Anyone who purchased a router in the past few years knows all about the a/b/g/n options, but this next-gen protocol will take things even further. According to the entity, the standard's relevance continues to expand with the emergence of new applications, such as the smart grid, which augments the facility for electricity generation, distribution, delivery and consumption with a two-way, end-to-end network for communications and control. Here's a bit more direct from IEEE:
IEEE 802.11 is obviously a standard of tremendous impact for developers and users of Wi-Fi-enabled devices, service providers, the global smart-grid community, manufacturers, healthcare workers and retail service providers around the world," said Phil Solis, research director with ABI Research. "In the 15 years since the standard's original publication, we've seen wireless networking evolve from a curiosity and nice-to-have capability to a must-have feature for doing business in a wide range of industries around the world. It's a capability that today is expected to be embedded in almost any communications device, and it's a service that's expected to be available to employees and customers almost anywhere in the world."

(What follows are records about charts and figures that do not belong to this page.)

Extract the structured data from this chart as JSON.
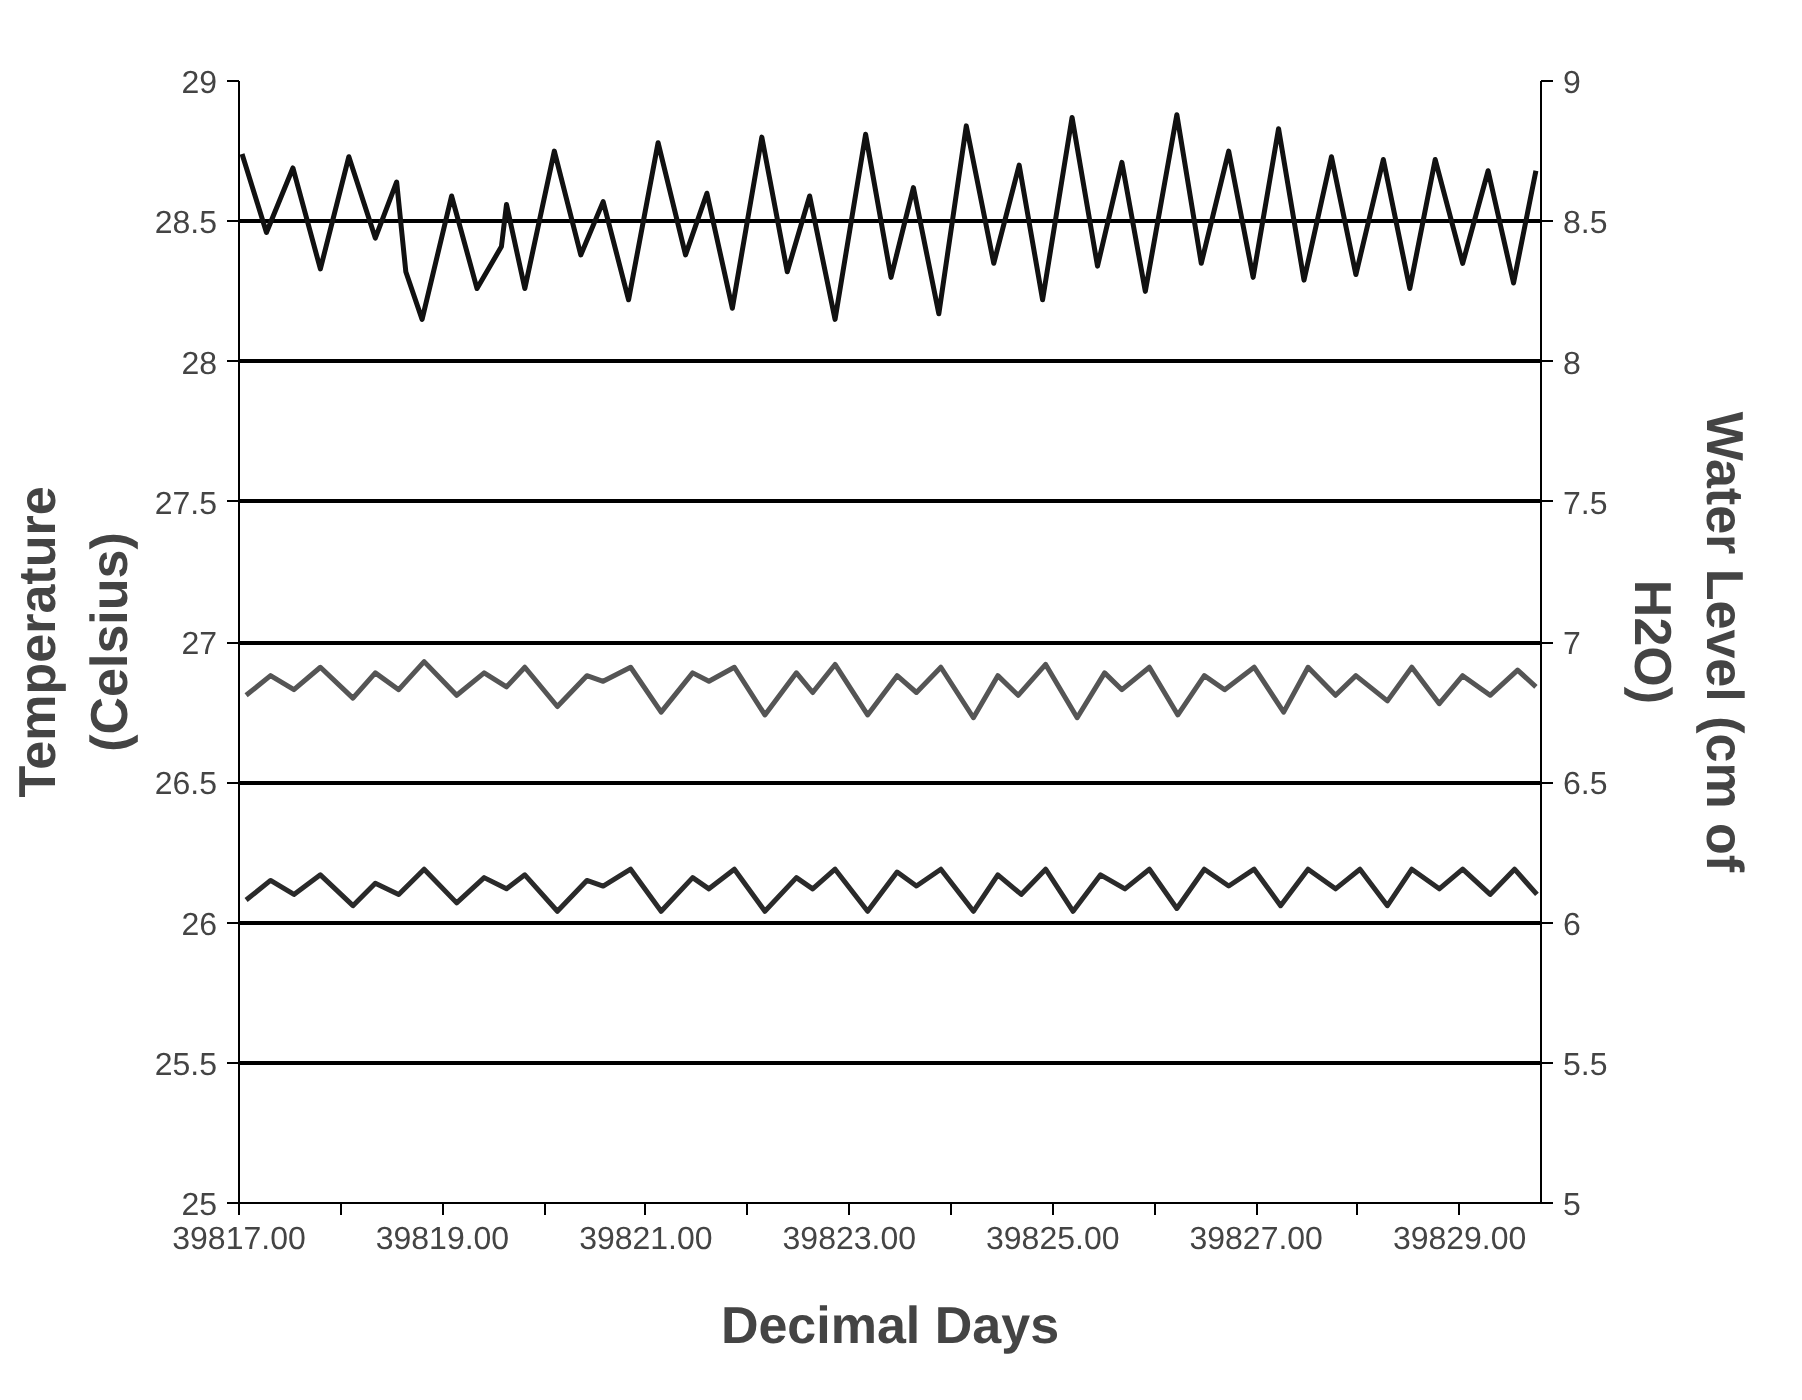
{
  "chart_data": {
    "type": "line",
    "xlabel": "Decimal Days",
    "ylabel": "Temperature (Celsius)",
    "y2label": "Water Level (cm of H2O)",
    "xlim": [
      39817,
      39829.8
    ],
    "ylim": [
      25,
      29
    ],
    "y2lim": [
      5,
      9
    ],
    "xticks": [
      {
        "value": 39817,
        "label": "39817.00"
      },
      {
        "value": 39818,
        "label": null
      },
      {
        "value": 39819,
        "label": "39819.00"
      },
      {
        "value": 39820,
        "label": null
      },
      {
        "value": 39821,
        "label": "39821.00"
      },
      {
        "value": 39822,
        "label": null
      },
      {
        "value": 39823,
        "label": "39823.00"
      },
      {
        "value": 39824,
        "label": null
      },
      {
        "value": 39825,
        "label": "39825.00"
      },
      {
        "value": 39826,
        "label": null
      },
      {
        "value": 39827,
        "label": "39827.00"
      },
      {
        "value": 39828,
        "label": null
      },
      {
        "value": 39829,
        "label": "39829.00"
      }
    ],
    "yticks": [
      25,
      25.5,
      26,
      26.5,
      27,
      27.5,
      28,
      28.5,
      29
    ],
    "y2ticks": [
      5,
      5.5,
      6,
      6.5,
      7,
      7.5,
      8,
      8.5,
      9
    ],
    "grid": "y",
    "marker": "none",
    "line_style": "solid",
    "series": [
      {
        "color": "#111111",
        "x": [
          39817.03,
          39817.27,
          39817.53,
          39817.8,
          39818.08,
          39818.34,
          39818.55,
          39818.64,
          39818.8,
          39819.09,
          39819.34,
          39819.58,
          39819.63,
          39819.81,
          39820.1,
          39820.36,
          39820.58,
          39820.83,
          39821.12,
          39821.39,
          39821.6,
          39821.85,
          39822.14,
          39822.39,
          39822.61,
          39822.86,
          39823.16,
          39823.41,
          39823.63,
          39823.88,
          39824.15,
          39824.42,
          39824.67,
          39824.9,
          39825.19,
          39825.44,
          39825.68,
          39825.91,
          39826.22,
          39826.46,
          39826.73,
          39826.97,
          39827.22,
          39827.47,
          39827.74,
          39827.98,
          39828.25,
          39828.51,
          39828.76,
          39829.03,
          39829.28,
          39829.53,
          39829.75
        ],
        "values": [
          28.74,
          28.46,
          28.69,
          28.33,
          28.73,
          28.44,
          28.64,
          28.32,
          28.15,
          28.59,
          28.26,
          28.41,
          28.56,
          28.26,
          28.75,
          28.38,
          28.57,
          28.22,
          28.78,
          28.38,
          28.6,
          28.19,
          28.8,
          28.32,
          28.59,
          28.15,
          28.81,
          28.3,
          28.62,
          28.17,
          28.84,
          28.35,
          28.7,
          28.22,
          28.87,
          28.34,
          28.71,
          28.25,
          28.88,
          28.35,
          28.75,
          28.3,
          28.83,
          28.29,
          28.73,
          28.31,
          28.72,
          28.26,
          28.72,
          28.35,
          28.68,
          28.28,
          28.68
        ]
      },
      {
        "color": "#555555",
        "x": [
          39817.07,
          39817.31,
          39817.54,
          39817.8,
          39818.12,
          39818.34,
          39818.57,
          39818.82,
          39819.14,
          39819.41,
          39819.63,
          39819.81,
          39820.13,
          39820.42,
          39820.58,
          39820.85,
          39821.15,
          39821.46,
          39821.62,
          39821.87,
          39822.17,
          39822.48,
          39822.64,
          39822.86,
          39823.18,
          39823.47,
          39823.66,
          39823.9,
          39824.22,
          39824.46,
          39824.66,
          39824.93,
          39825.24,
          39825.51,
          39825.68,
          39825.95,
          39826.23,
          39826.49,
          39826.69,
          39826.98,
          39827.27,
          39827.51,
          39827.78,
          39827.98,
          39828.29,
          39828.53,
          39828.8,
          39829.03,
          39829.3,
          39829.57,
          39829.75
        ],
        "values": [
          26.81,
          26.88,
          26.83,
          26.91,
          26.8,
          26.89,
          26.83,
          26.93,
          26.81,
          26.89,
          26.84,
          26.91,
          26.77,
          26.88,
          26.86,
          26.91,
          26.75,
          26.89,
          26.86,
          26.91,
          26.74,
          26.89,
          26.82,
          26.92,
          26.74,
          26.88,
          26.82,
          26.91,
          26.73,
          26.88,
          26.81,
          26.92,
          26.73,
          26.89,
          26.83,
          26.91,
          26.74,
          26.88,
          26.83,
          26.91,
          26.75,
          26.91,
          26.81,
          26.88,
          26.79,
          26.91,
          26.78,
          26.88,
          26.81,
          26.9,
          26.84
        ]
      },
      {
        "color": "#2a2a2a",
        "x": [
          39817.07,
          39817.31,
          39817.54,
          39817.8,
          39818.12,
          39818.34,
          39818.57,
          39818.82,
          39819.14,
          39819.41,
          39819.63,
          39819.81,
          39820.13,
          39820.42,
          39820.58,
          39820.85,
          39821.15,
          39821.46,
          39821.62,
          39821.87,
          39822.17,
          39822.48,
          39822.64,
          39822.86,
          39823.18,
          39823.47,
          39823.66,
          39823.9,
          39824.22,
          39824.46,
          39824.69,
          39824.93,
          39825.2,
          39825.47,
          39825.71,
          39825.95,
          39826.22,
          39826.49,
          39826.73,
          39826.98,
          39827.24,
          39827.51,
          39827.78,
          39828.02,
          39828.29,
          39828.53,
          39828.8,
          39829.03,
          39829.3,
          39829.54,
          39829.76
        ],
        "values": [
          26.08,
          26.15,
          26.1,
          26.17,
          26.06,
          26.14,
          26.1,
          26.19,
          26.07,
          26.16,
          26.12,
          26.17,
          26.04,
          26.15,
          26.13,
          26.19,
          26.04,
          26.16,
          26.12,
          26.19,
          26.04,
          26.16,
          26.12,
          26.19,
          26.04,
          26.18,
          26.13,
          26.19,
          26.04,
          26.17,
          26.1,
          26.19,
          26.04,
          26.17,
          26.12,
          26.19,
          26.05,
          26.19,
          26.13,
          26.19,
          26.06,
          26.19,
          26.12,
          26.19,
          26.06,
          26.19,
          26.12,
          26.19,
          26.1,
          26.19,
          26.1
        ]
      }
    ]
  }
}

IEEE 802.11 defines one MAC and several PHY specifications for wireless connectivity for fixed, portable and mobile stations. IEEE 802.11-2012 is the fourth revision of the standard to be released since its initial publication in 1997. In addition to incorporating various technical updates and enhancements, IEEE 802.11-2012 consolidates 10 amendments to the base standard that were approved since IEEE 802.11's last full revision, in 2007. IEEE 802.11n™, for example, defined MAC and PHY modifications to enable much higher throughputs, with a maximum of 600Mb/s; other amendments that have been incorporated into IEEE 802.11-2012 addressed direct-link setup, "fast roam," radio resource measurement, operation in the 3650-3700MHz band, vehicular environments, mesh networking, security, broadcast/multicast and unicast data delivery, interworking with external networks and network management.
There's no word on when actual products will begin to ship with the new tech onboard, but given the lag we've seen in prior releases, it'll probably be some time yet.